In questo clima dove tutto avviene tra squilli di tromba mediatici, non meraviglia che la scelta del linguaggio, delle metafore, dei termini sia dettata dalla continua propaganda. Lo dimostra sapientemente (altri si erano già sperimentati nello spettacolo prima di lui) il Ministro degli Interni quando ha promesso (alla conferenza stampa con il vicepresidente del Consiglio presidenziale della Libia, Ahmed Maitig) “di rendere quanto più gradevole possibile la permanenza (di chi viene rimpatriato dall’Italia) nei loro centri di protezione”. Cioè nei campi libici dove, notoriamente, la vita è già una cuccagna.
Matteo Salvini non ha usato il termine “pacchia” che pure gli è caro e che indica una esistenza piacevole, facile, spensierata con buoni cibi, materassi morbidi, gradevoli bevande.
Questo – cioè “la pacchia” – sicuramente si verifica nei nostri Centri di primo soccorso e accoglienza, nei Centri di accoglienza e per richiedenti asilo, nei Centri di permanenza per i rimpatri (CPSA, CDA, CARA).
Il problema è se la scelta di un simile linguaggio sia utile, chiara, corrispondente alla realtà o se invece non voglia conformarsi a ciò che si immagina la gente voglia ascoltare e cioè semplificazioni, falsificazioni, risposte a senso unico.
L’altro giorno Charles Opoku Kwasi, trentenne nato nel Ghana, senza fissa dimora, senza permesso di soggiorno, pluriarrestato – l’ultima volta rimesso in libertà dopo aver sfasciato un bar per non pagare una birra – trovato sulla Domiziana a danneggiare auto in sosta, infilato nel reparto psichiatrico dell’ospedale di Sessa Aurunca, ha ucciso un altro ricoverato, Luca Toscano, di settantasette anni, ex infermiere. L’ha colpito con una scarica di pugni. Spinto dalla furia.

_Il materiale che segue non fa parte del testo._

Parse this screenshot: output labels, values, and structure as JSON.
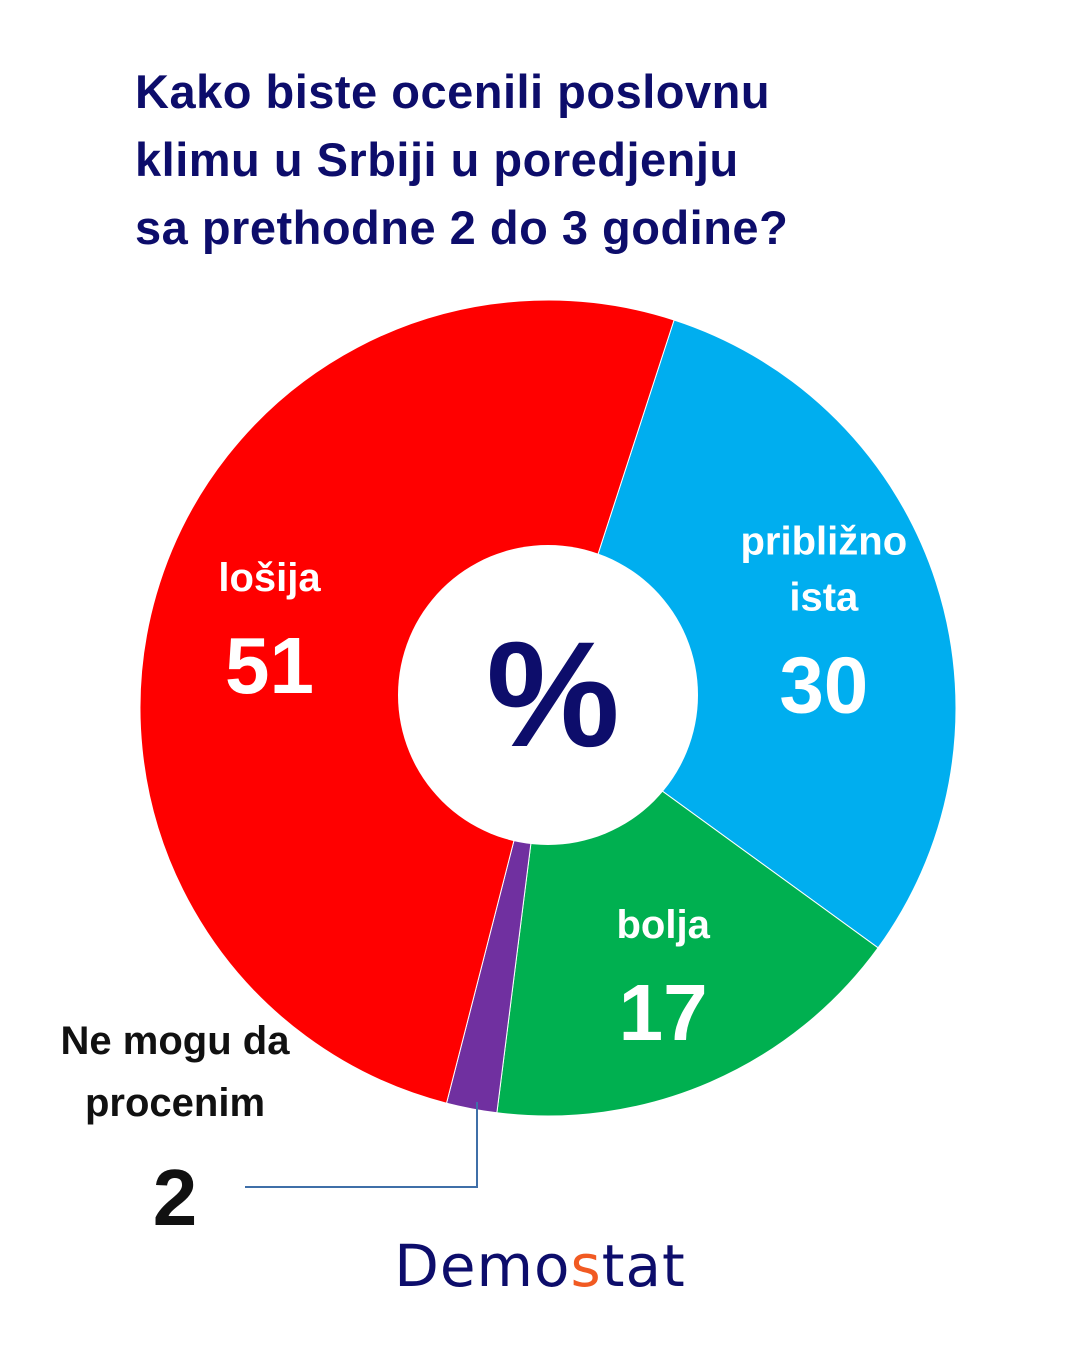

Il ghanese è uno dei tanti senza documenti, senza lavoro, fuori di testa. Certo immigrato, certo senza permesso di soggiorno, matto, violento, smanioso, minaccioso. Un malato mentale. Aveva trovato “casa” (parola pomposa per un letto abusivo affittato a ottanta euro) nel quartiere Destra Volturno là dove dovevano sorgere e mai sorgeranno resort, villaggi turistici, mentre adesso si susseguono villette sventrate, mura scalcinate che si offrono come location della bruttezza ai nostri migliori registi.
A Castelvolturno la comunità dei ghanesi non possiede nulla; paria tra paria, senza possibilità di relazioni (a differenza di quanto avviene per i nigeriani), sono una comunità chiusa di quattromila anime invisibili. Charles Opoku Kwasi era un’anima invisibile da almeno quattro e forse da undici anni. Non è una giustificazione ma qui pare che la malattia mentale ghermisca più facilmente. Comunque, l’omicida dell’ex infermiere poteva essere italiano. Lo sanno bene tante famiglie cosa accade tra le mura domestiche quando si convive con chi è fuori di testa.
Ma il pensiero del ministro deve seguire il filo della sua narrazione; girare intorno al colore della pelle del ghanese: ”L’immigrazione positiva, pulita, che porta idee, energie e rispetto è la benvenuta. Il mio problema sono i delinquenti, come quello che ha ammazzato un italiano di 77 anni a Sessa Aurunca, preso a pugni da una di queste “risorse” che ci dovrebbero pagare le pensioni”.
Ovvio che per quanti aprono crepe terribili nella società non c’è cura, ma punizione. Dopo quarant’anni dalla riforma Basaglia, nessuno vuole perdere tempo a rivedere la legge 180, a modificare la sua applicazione così a macchia di leopardo.
Siamo persone civili? Mica versiamo l’olio bollente sulle carni, mica squartiamo i corpi o bruciamo la pelle. Lo stigma, la paura, il rifiuto delle minoranze, sono legate da una sola idea: mettere dietro le sbarre.
Quella è la punizione; quella è la cura, quella è la medicina.